Defendemos eleição direta para que se restaure a soberania do voto popular. O Brasil precisa de um presidente que estanque a agenda de ataques aos direitos sociais e recoloque o País na rota do crescimento econômico, geração de emprego, distribuição de renda e investimentos na infraestrutura e nas áreas sociais.
Se o golpista não renunciar, nem tiver seu mandato cassado pelo TSE, ainda terá de enfrentar um pedido de impeachment protocolado no dia 8 de dezembro por 17 lideranças de movimentos sociais. Assinei o pedido de impeachment.
Para 2017, a Central de Movimentos Populares (CMP) e a FBP continuarão denunciando o estado de exceção, antipopular, antinacional e antidemocrático, que restringe o direito de defesa, ameaça as liberdades, persegue lideranças políticas, líderes de movimentos sociais e o ex-presidente Lula.

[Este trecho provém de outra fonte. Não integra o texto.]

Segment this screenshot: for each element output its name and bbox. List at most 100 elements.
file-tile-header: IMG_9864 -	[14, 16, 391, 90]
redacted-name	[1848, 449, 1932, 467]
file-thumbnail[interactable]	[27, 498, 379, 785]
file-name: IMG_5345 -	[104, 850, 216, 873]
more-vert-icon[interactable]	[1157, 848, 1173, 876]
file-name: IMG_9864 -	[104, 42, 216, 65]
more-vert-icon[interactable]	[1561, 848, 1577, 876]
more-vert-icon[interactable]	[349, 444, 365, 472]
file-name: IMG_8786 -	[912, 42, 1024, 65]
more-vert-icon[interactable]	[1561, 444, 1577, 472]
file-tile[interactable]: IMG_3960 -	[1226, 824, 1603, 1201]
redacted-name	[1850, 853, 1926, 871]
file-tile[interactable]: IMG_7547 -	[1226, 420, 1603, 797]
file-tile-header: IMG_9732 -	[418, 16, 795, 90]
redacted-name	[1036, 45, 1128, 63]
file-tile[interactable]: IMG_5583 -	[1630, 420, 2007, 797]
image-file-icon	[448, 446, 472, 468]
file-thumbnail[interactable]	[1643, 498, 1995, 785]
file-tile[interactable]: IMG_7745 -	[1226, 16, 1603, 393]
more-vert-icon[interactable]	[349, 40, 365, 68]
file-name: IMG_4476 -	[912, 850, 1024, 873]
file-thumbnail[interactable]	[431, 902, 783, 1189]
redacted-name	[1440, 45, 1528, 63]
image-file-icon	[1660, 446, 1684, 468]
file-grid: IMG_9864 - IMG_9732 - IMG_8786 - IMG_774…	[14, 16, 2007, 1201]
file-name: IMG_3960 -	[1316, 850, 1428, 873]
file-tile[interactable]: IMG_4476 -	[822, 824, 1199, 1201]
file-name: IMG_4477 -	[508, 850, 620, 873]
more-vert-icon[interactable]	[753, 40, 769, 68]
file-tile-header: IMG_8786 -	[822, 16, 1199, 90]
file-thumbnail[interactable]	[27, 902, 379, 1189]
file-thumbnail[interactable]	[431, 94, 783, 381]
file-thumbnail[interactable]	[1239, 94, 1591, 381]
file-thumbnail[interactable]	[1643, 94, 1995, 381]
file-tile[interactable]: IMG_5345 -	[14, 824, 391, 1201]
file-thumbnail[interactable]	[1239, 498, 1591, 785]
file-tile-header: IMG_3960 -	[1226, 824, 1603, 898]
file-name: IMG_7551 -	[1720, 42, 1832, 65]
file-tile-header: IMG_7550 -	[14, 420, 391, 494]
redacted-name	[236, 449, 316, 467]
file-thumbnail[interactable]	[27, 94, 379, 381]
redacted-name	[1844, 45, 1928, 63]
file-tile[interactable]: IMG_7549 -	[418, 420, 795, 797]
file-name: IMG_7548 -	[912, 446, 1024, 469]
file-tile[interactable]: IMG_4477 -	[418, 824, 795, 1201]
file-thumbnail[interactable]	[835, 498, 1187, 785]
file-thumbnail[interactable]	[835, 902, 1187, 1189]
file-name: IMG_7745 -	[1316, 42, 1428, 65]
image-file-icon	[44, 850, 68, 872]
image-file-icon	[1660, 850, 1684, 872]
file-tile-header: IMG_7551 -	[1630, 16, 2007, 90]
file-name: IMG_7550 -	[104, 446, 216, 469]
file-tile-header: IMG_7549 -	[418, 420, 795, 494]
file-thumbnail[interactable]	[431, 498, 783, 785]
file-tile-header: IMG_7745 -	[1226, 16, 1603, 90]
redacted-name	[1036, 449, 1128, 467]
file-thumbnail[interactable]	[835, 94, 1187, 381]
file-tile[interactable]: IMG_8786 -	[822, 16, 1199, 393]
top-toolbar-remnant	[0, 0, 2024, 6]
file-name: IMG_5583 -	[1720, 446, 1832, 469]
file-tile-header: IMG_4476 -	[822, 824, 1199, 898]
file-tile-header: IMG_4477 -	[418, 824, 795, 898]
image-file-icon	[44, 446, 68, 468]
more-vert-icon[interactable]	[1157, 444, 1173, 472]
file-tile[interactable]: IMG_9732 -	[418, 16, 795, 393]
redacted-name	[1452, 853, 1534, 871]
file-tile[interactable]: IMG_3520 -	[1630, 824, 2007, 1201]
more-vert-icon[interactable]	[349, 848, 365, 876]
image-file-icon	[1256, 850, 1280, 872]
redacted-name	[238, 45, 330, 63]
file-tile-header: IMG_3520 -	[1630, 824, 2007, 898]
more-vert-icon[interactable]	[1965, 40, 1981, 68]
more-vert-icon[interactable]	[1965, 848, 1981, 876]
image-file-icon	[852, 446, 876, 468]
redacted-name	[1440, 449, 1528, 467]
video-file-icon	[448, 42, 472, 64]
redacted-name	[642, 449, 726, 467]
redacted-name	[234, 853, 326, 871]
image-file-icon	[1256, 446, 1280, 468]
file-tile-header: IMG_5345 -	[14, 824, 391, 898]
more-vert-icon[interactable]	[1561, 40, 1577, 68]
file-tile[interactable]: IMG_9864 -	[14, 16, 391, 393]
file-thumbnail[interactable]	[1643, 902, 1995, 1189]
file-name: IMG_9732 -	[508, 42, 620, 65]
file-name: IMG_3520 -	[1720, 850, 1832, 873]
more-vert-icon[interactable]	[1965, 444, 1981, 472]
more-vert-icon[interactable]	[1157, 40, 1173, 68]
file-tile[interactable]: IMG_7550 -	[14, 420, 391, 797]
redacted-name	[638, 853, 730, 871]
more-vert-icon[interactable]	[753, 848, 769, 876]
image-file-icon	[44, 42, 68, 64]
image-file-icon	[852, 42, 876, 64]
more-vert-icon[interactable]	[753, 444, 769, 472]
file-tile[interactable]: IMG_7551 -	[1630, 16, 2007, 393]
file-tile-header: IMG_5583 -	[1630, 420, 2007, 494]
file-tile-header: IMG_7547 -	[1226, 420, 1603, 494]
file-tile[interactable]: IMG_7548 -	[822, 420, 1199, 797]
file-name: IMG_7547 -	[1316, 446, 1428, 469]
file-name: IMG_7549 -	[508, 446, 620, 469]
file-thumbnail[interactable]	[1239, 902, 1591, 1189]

Mas é preciso dar um passo à frente.
Diante da maior derrota da esquerda e da ascensão da direita nas eleições municipais de 2016, além do esgotamento do projeto neodesenvolvimentista dos últimos 13 anos, é chegada a hora de colocarmos parte de nossas energias na formulação de um projeto popular para o Brasil, que dê prioridade ao desenvolvimento, à distribuição de renda, ao enfrentamento das desigualdades sociais, à Democracia.
Também é inadiável a defesa de uma Reforma Política para reformar o Estado Brasileiro. Nesse sentido é necessário desde já que iniciemos a agitação e propaganda em defesa de uma Constituinte Exclusiva, pois não podemos nos iludir sobre a absoluta impossibilidade de o atual congresso nacional fazer uma Reforma Política que atenda aos interesses e às reivindicações da classe trabalhadora.
A complexidade e a velocidade dos acontecimentos em 2016 nos dá a sensação de termos enfrentado um terremoto. Mas não resta dúvida que em 2017 temos que nos preparar para resistir a um tsunami. E o único jeito de fazê-lo é com unidade e luta. Nas ruas.
*Raimundo Bonfim é coordenador geral da CMP (Central de Movimentos Populares) e integrante da coordenação nacional da FBP (Frente Brasil Popular).